Lunchbreak: Cooking up Change winner Marina Nava makes chicken rancheros
Yield: 6 servings
12 oz pre-cooked chicken breast strips
6 Tbs salsa
3 Tbs cilantro, chopped
1 tsp Cajun seasoning
1 1/2 tsp soy sauce
1 1/2 tsp Dijon mustard
60 tortilla chips
3 Tbs canned jalapeño peppers, diced
3 tsp cheddar cheese, shredded
3 tsp mozzarella cheese, shredded
Preheat oven to 375F. Place chicken strips in medium-sized pot over medium-low heat. Add salsa, soy sauce, Cajun seasoning and Dijon mustard. Stir to combine. Bring chicken mixture to a low simmer and cook, stirring occasionally, until flavorful and tender, about 10-15 minutes. Once mixture is fully heated, reduce heat to low. Meanwhile, layer tortilla chips on an oven-proof serving dish. Layer chicken mixture on top of chips, then add mozzarella and cheddar cheese. Bake at 375 for 5 to 10 minutes or until cheese is melted. Garnish with cilantro and jalapeños.

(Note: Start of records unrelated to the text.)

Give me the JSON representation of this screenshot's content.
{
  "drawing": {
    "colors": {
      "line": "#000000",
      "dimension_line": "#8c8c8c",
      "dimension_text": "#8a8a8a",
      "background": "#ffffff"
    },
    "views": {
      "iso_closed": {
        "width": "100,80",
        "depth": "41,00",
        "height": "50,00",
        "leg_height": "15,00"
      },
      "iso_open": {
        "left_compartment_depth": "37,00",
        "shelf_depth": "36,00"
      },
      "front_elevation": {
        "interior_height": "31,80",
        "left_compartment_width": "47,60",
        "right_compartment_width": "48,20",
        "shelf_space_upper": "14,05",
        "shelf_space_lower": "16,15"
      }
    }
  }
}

Serve immediately.
Be sure to simmer chicken, not boil, so that the flavors will marry.
Make sure that the chicken is at the correct temperature so that it will melt the cheese.
Make sure you have all of your ingredients ready before plating (mise en place).
Don’t be heavy with the salt because the tortillas chips are already salted and it will cause your finished dish to be too salty.
Plate right before service or the chips will get soggy.